Harvey Weinstein and me, too

Bigger than both of us

The Harvey Weinstein scandal and its ensuing social-media chorus of “Me, too,” has brought up painful memories for many women. If you missed out on this particular hashtagged declaration of unity, it goes like this: “If women who have been sexually assaulted or harassed tweet 'Me, too,' it might give people a sense of the magnitude of the problem." So, women did.

After she rejected his advances, Alfred Hitchcock used real birds to attack Tippi Hedren on the set of his film 'The Birds.' (Photo by Laura Loveday via Creative Commons/Flickr.)

As a result, many men have expressed astonishment, horror, sadness, anger, or some combination of the above. Others have asked why men are being left out of the conversation, since so many have harassment and assault stories of their own. Sometimes, when you’re a woman, it’s hard to believe men still don’t understand “the magnitude of the problem”: that they’re still surprised to discover it’s all around them, it always has been, and that they, in expressing surprise, are complicit.

But rather than explain the institutional nature of sexual assault and harassment, here’s a personal story that, I believe, illustrates it just fine.

Boys will be boys

When I was in my 20s, I worked in an all-woman office filled with lesbian, bisexual, and straight women of all ages. The place was a kind of sanctuary; not for nothing, I was never sexually harassed there.

We worked a few doors down from St. John's Hospice, a men’s homeless shelter, and leaving or arriving at work meant passing a gauntlet of hands grasping up my skirt and grabbing my ass, and voices, both lowered and loud, saying what they’d like to do to me. Once I was inside, I laughed it off. Occasionally, if any of us reported an uptick in harassment, one of my coworkers, a proudly massive woman (she’s at least 6’2”), would head outside and scream in their faces on our behalf. By the way, this isn’t even the story.

This is: At that time, the Pennsylvania Convention Center was still under construction. Because I usually ate lunch at the Reading Terminal Market, I had to walk past the construction workers, ignoring their regular hoots and hollers. But this day, I was wearing a new dress. It was the ‘90s, it was summer, and I had a date that night with my now-husband.
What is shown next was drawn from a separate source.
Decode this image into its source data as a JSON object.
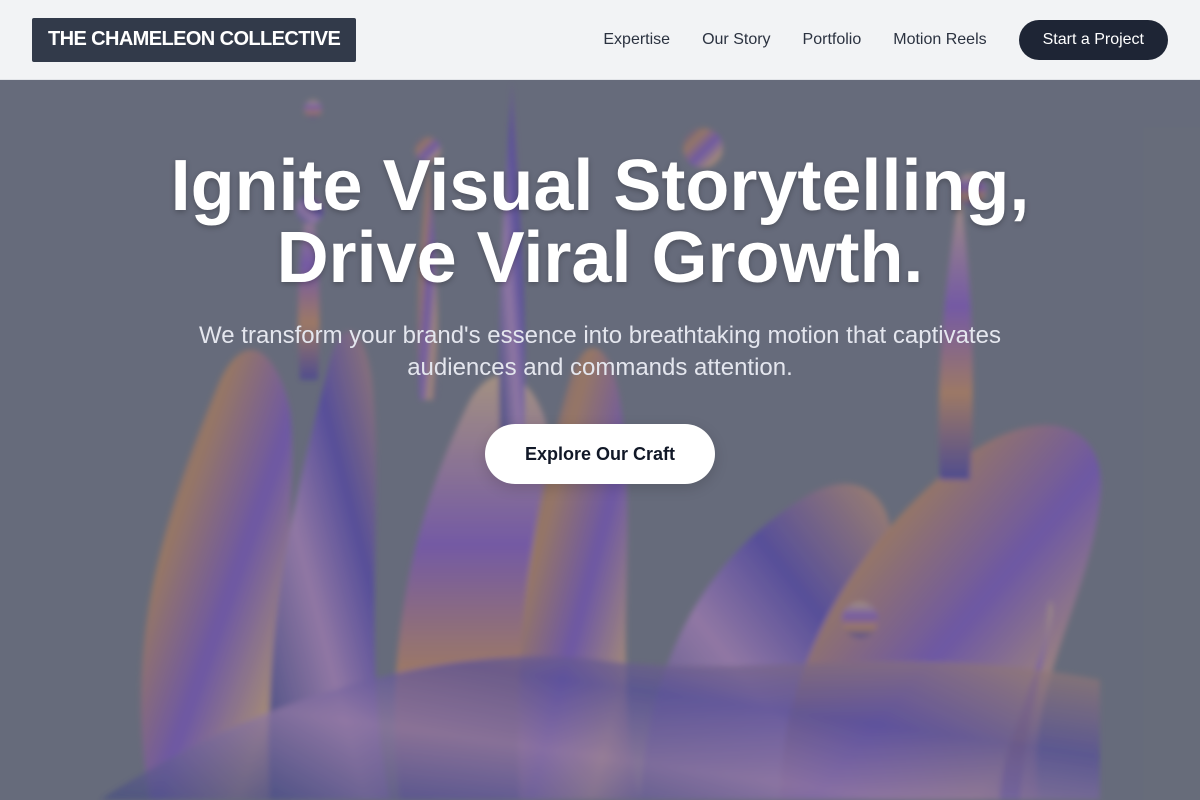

Most of the construction workers were on the building’s roof, and I heard a catcall as soon as I turned the corner. That worker alerted another, who also catcalled, which alerted the next. Every step I took for the entire length of a city block was met with a rolling wave of men, maybe 30 or more, perched above me like Hitchcock’s birds made flesh, screaming, whistling, laughing, and hollering vulgarities at me. People on the street looked up to see what the commotion was, and a few joined in. I kept my head down and walked as quickly as I could without running, feeling utterly naked and vulnerable. Still the screams and laughter kept coming, until I was inside the terminal. They enjoyed every moment of it.  

Questlove's elevator story inhabits the ugly intersection of racism and sexism. (Photo by Naoharu via Creative Commons/Flickr.)
Questlove's elevator story inhabits the ugly intersection of racism and sexism. (Photo by Naoharu via Creative Commons/Flickr.)

I have never wanted to completely disappear and die the way I did that day. I couldn’t escape, couldn’t hide, and my husband still remembers how upset I was when I returned to the safety of my all-woman office and called him. I never wore that dress out again — not because I thought it was to blame, but because it was now inextricable from the memory of that incident. I have a million stories that say “Me, too,” and this is just one of them.

Women can be people

Here’s another tale.

A few years ago, I was on my way to review a show alone, leaving the top floor of a parking garage. I stepped into the elevator and inside was a tall, muscular man. If you’ve grown up a woman in the United States, you’ve most likely been conditioned to fear nearly every part of that description. (As an aside, Questlove tells a heartbreaking story about realizing a woman on an elevator in his own apartment building is afraid of him. “Me, too” takes many forms.)

The man took his side of the elevator and I took mine. After a few seconds, he looked at me and said, “I hope you don’t mind my saying this, but you look beautiful.” He flashed a kind smile, and I smiled back and thanked him. Then he looked away, leaving the moment open for me to offer more conversation. I remained quiet. The elevator opened, he wished me a good evening, and I wished him one back. We went our separate ways into the night, and I remember thinking,"That was pleasant."  

I don't want to conflate what Weinstein did with flirting, and plenty of women might feel uncomfortable about being accosted in a parking garage elevator, no matter how politely. Even outside the workplace, the balance of power between men and women is generally unequal (as evidenced by that line of groping men who owned almost nothing themselves, but still believed my body belonged to them more than it belonged to me). I’m just saying this man, this stranger, offered a compliment and didn’t make me feel like I wanted to disappear or die. It was such a rare experience and I was grateful for his ability to see my autonomy and respect it. It’s certainly the very least men can do.